Opponents of the law took to the streets to protest and were met by a line of police in riot gear. Most of the demonstrations were peaceful with only a handful of arrests.
Judge Sarah Bolton's ruling to block the most controversial aspects of the law prompted celebrations in some parts of Arizona and at the U.S. Embassy in Mexico City.
"We are all happy and proud," one opponent said.
"Yesterday, I went to bed really depressed," undocumented worker Erica Andiola added. "But this morning everything came back. The hope, the faith [and] knowing that those prayers are really working."
But for the nearly 60 percent majority of Americans who support the law, there was dismay.
"When does it stop?" a supporter of the law asked. "When is enough enough?"
Judge Bolton put a hold on the strongest sections of the law that would have required immigrants to carry their legal papers and mandated police to check for illegal immigrants while enforcing other laws.
Phoenix Sheriff Joe Arpaio said that won't stop him from searching for those in his state illegally.
"Any police officer that arrests anyone on a criminal violation, all that cop has to do is book them into our jail and we are going to determine if they are here illegally," he said. "And that's anybody. And we will put a hold on them."
Arizona Gov.
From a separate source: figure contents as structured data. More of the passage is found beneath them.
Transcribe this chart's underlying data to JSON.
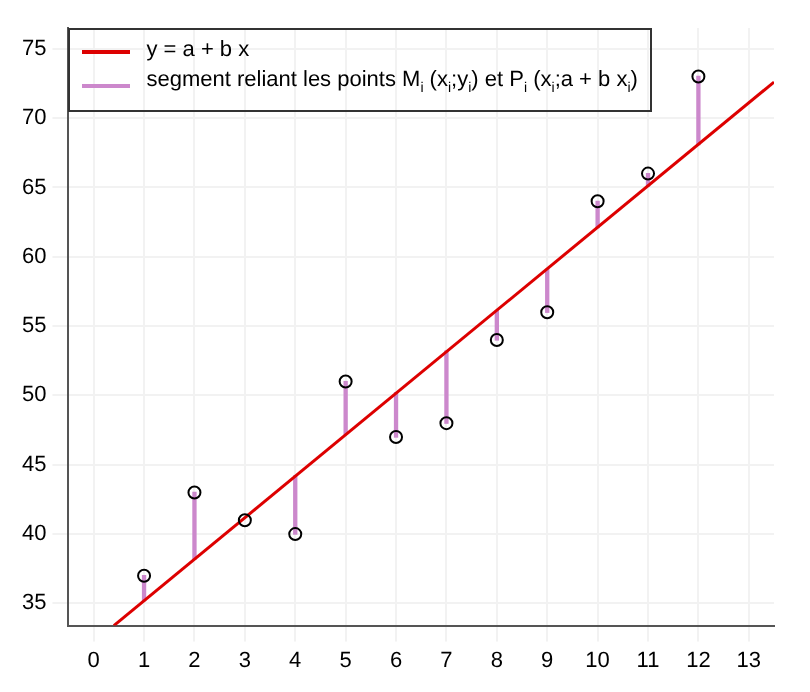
{
  "chart_data": {
    "type": "scatter",
    "xlim": [
      -0.5,
      13.5
    ],
    "ylim": [
      33.4,
      76.5
    ],
    "xticks": [
      0,
      1,
      2,
      3,
      4,
      5,
      6,
      7,
      8,
      9,
      10,
      11,
      12,
      13
    ],
    "yticks": [
      35,
      40,
      45,
      50,
      55,
      60,
      65,
      70,
      75
    ],
    "grid": true,
    "legend": "top left",
    "marker": "circle",
    "series": [
      {
        "color": "#000000",
        "x": [
          1,
          2,
          3,
          4,
          5,
          6,
          7,
          8,
          9,
          10,
          11,
          12
        ],
        "values": [
          37,
          43,
          41,
          40,
          51,
          47,
          48,
          54,
          56,
          64,
          66,
          73
        ]
      },
      {
        "type": "line",
        "name": "y = a + b x",
        "color": "#dd0000",
        "marker": "none",
        "x": [
          0.4,
          13.5
        ],
        "values": [
          33.4,
          72.6
        ]
      },
      {
        "type": "bar",
        "name": "segment reliant les points M$_{i}$ (x$_{i}$;y$_{i}$) et P$_{i}$ (x$_{i}$;a + b x$_{i}$)",
        "color": "#cc88cc",
        "x": [
          1,
          2,
          3,
          4,
          5,
          6,
          7,
          8,
          9,
          10,
          11,
          12
        ],
        "base": [
          35.2,
          38.2,
          null,
          40,
          47.2,
          47,
          48,
          54,
          56,
          62.1,
          65.1,
          68.1
        ],
        "values": [
          1.8,
          4.8,
          null,
          4.2,
          3.8,
          3.2,
          5.2,
          2.1,
          3.1,
          1.9,
          0.9,
          4.9
        ]
      }
    ]
  }
}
Jan Brewer is appealing the decision to water down the law, which came after the Obama administration decided to sue Arizona in federal court.
"They need to step up. The feds do," Brewer said. "And do the job that they have the responsibility to do."
The ruling also halted enforcement of the section that bans illegal immigrants from gathering in public places to look for work -- a sensitive issue in a state with 10 percent unemployment.
"They definitely take our jobs. They take our resources," said Arizona resident Tracy George.
"They come into our country, they accept $2 an hour or sometimes even less," resident Agnes Wargo added. "So that takes away the opportunity for an American to have that job."
Some illegal immigrants had already started to leave Arizona in advance of the new law. It's unclear whether the latest ruling will stop the exodus.
But one thing is certain -- the fight over the law has just begun.
"By no means is this battle over," said University of California-Irvine professor Irwin Chemerinsky. "The next step will be review in the United States Court of Appeals and then ultimately -- likely -- on to the Supreme Court."